Since the most likely successor in the event of Mnangagwa’s assassination would have been Vice President General Chiwenga, some suspicion has inevitably fallen on him. Yet this theory is far-fetched: although Chiwenga wasn’t injured in the attack, he was on the stage at the time and was just as vulnerable as Mnangagwa.
Mnangagwa himself has pinned the blame for the attack on the G40 faction led by the wife of his predecessor, Grace Mugabe.
In an interview with the BBC, Mnangagwa said that his ‘hunch without evidence’ is that as this group are likely to have been the most angered by his rise to power, they could well be to blame. “I think this is a political action by some aggrieved persons by the current democratic dispensation in the country,” he said.
There is also another possibility. Tens of thousands of people died in Zimbabwe’s genocide in the 1980s, a time when Mnangagwa was security minister and the country’s chief spymaster.
Mnangagwa has denied responsibility for those deaths, yet it was during this period that he earned his nickname: the crocodile. Now it seems that those affected by those bloody events are out for revenge.

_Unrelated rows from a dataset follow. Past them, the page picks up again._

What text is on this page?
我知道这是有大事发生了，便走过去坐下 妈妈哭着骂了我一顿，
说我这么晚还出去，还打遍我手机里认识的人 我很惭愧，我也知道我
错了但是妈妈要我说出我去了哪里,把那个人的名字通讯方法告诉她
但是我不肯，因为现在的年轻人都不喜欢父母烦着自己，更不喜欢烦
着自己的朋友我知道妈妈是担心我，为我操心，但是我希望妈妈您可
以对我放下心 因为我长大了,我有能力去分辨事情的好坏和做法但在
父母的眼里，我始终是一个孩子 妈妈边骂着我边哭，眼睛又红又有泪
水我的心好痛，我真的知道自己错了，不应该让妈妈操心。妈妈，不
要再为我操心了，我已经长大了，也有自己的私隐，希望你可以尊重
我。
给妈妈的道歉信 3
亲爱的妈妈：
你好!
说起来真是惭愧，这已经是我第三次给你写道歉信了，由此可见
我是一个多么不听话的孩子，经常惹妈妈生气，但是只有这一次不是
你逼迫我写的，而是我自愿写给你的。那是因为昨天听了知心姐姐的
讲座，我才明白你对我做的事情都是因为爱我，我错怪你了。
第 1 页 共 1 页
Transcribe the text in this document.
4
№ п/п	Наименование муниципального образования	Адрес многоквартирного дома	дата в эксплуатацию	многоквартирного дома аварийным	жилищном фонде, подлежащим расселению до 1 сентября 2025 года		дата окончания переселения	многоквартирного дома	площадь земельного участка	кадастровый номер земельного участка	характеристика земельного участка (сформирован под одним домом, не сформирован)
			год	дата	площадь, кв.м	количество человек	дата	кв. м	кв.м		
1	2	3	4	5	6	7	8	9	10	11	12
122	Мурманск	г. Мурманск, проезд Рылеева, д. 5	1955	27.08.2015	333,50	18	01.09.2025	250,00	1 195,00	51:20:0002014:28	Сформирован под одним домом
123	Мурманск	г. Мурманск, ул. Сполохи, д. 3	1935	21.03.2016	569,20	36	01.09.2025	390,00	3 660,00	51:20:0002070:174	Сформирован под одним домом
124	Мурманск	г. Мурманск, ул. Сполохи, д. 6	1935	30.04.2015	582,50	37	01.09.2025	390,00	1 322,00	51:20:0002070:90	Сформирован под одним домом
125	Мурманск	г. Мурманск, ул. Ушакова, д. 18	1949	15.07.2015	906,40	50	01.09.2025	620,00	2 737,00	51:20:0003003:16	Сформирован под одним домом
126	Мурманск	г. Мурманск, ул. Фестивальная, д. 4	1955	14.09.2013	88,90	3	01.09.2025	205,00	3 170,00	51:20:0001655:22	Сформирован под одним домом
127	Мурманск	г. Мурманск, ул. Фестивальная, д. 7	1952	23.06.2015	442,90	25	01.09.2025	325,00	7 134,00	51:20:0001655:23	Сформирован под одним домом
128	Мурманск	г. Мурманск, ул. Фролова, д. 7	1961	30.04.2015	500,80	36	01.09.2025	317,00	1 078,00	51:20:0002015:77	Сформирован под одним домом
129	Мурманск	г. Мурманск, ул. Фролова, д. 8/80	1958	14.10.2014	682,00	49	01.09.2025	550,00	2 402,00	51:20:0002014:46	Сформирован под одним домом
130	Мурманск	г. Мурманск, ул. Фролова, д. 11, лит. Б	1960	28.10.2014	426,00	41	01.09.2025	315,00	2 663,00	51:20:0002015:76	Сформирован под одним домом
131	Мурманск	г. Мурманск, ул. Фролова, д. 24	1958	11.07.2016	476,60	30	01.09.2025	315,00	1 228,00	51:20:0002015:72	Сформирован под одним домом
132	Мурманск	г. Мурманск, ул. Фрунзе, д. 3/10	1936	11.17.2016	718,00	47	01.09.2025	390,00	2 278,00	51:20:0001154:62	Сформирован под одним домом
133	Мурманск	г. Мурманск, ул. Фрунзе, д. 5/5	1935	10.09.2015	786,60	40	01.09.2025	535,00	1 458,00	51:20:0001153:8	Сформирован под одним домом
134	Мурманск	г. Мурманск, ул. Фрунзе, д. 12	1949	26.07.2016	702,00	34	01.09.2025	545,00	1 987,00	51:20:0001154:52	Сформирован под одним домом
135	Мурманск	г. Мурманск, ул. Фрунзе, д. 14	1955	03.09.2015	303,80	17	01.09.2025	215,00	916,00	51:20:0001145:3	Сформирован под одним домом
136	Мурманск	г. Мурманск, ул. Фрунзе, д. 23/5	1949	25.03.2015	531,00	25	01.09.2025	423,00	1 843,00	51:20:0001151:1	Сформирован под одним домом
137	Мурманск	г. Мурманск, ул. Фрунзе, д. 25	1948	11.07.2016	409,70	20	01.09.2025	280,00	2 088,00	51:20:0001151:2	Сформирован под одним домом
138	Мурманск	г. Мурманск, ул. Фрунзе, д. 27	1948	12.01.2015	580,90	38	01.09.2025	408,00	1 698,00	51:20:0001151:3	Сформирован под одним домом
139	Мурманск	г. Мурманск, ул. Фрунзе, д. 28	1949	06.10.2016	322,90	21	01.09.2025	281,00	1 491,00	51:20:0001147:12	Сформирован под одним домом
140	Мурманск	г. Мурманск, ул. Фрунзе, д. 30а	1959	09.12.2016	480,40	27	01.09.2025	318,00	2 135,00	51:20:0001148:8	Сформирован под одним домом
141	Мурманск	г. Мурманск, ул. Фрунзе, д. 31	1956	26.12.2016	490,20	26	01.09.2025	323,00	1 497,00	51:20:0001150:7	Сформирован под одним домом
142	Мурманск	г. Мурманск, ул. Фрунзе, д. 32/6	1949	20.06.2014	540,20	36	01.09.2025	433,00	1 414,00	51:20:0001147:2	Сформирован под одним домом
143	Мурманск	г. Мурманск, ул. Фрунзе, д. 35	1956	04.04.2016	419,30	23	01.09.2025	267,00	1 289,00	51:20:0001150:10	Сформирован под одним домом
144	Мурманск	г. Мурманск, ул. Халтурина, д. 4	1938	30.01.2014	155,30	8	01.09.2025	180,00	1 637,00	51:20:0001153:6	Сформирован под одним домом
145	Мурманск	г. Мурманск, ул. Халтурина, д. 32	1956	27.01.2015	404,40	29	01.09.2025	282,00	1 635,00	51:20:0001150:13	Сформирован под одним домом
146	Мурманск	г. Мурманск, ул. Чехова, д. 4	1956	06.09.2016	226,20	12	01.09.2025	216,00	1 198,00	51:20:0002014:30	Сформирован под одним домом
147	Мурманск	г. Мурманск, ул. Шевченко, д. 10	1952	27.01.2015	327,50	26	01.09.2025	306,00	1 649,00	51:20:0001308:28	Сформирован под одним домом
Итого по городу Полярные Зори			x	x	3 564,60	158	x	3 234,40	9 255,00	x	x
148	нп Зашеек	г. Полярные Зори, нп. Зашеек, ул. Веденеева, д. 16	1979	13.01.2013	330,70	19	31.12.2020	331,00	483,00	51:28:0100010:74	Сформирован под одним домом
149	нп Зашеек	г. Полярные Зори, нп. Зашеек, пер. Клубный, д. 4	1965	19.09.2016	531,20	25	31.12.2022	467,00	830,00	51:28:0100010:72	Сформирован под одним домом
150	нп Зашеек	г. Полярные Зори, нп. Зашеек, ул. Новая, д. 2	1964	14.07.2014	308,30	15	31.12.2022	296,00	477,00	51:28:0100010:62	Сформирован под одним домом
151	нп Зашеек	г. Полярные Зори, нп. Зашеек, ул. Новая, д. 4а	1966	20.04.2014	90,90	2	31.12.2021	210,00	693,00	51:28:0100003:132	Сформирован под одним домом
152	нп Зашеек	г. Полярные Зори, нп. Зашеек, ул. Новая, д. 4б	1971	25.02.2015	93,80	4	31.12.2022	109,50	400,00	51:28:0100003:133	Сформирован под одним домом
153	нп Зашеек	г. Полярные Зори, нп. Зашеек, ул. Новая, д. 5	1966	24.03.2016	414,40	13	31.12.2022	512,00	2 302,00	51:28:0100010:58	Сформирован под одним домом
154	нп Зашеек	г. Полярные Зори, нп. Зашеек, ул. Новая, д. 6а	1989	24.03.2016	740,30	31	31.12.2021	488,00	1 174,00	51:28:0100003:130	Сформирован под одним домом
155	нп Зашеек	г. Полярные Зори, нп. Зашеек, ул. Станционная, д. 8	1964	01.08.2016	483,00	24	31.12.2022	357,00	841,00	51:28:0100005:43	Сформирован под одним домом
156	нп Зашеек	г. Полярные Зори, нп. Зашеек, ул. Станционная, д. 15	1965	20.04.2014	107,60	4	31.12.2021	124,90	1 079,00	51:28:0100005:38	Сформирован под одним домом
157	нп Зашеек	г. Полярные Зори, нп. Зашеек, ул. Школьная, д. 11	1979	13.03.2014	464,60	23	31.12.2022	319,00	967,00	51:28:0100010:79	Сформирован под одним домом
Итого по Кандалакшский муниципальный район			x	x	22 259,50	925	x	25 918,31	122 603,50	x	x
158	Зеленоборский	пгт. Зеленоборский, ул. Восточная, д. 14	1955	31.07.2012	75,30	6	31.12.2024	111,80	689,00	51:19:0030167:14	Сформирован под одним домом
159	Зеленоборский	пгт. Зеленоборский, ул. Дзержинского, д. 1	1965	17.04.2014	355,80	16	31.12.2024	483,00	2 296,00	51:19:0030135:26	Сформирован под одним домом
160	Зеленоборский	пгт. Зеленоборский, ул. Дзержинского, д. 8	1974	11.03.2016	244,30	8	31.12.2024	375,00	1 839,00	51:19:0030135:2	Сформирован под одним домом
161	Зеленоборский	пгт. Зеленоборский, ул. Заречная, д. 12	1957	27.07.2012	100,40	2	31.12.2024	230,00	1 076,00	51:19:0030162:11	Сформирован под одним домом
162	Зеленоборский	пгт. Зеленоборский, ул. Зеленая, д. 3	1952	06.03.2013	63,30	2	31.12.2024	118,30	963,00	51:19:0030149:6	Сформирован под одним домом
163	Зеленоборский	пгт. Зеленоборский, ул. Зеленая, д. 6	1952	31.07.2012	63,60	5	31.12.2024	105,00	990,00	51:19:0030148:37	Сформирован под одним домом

But Mnangagwa’s enemies should be careful. The attack was clearly intended to kill Zimbabwe’s president. Instead it has only shored up his position.
Attacks like these are a reminder of Zimbabwe’s tumultuous recent history, and the president can capitalise if he is able to present himself as a beacon of stability and continuity.
In that sense, the attack failed. Yet it still makes one thing clear: Zimbabwe cannot take its peace and stability for granted. The country’s ghosts are never far away.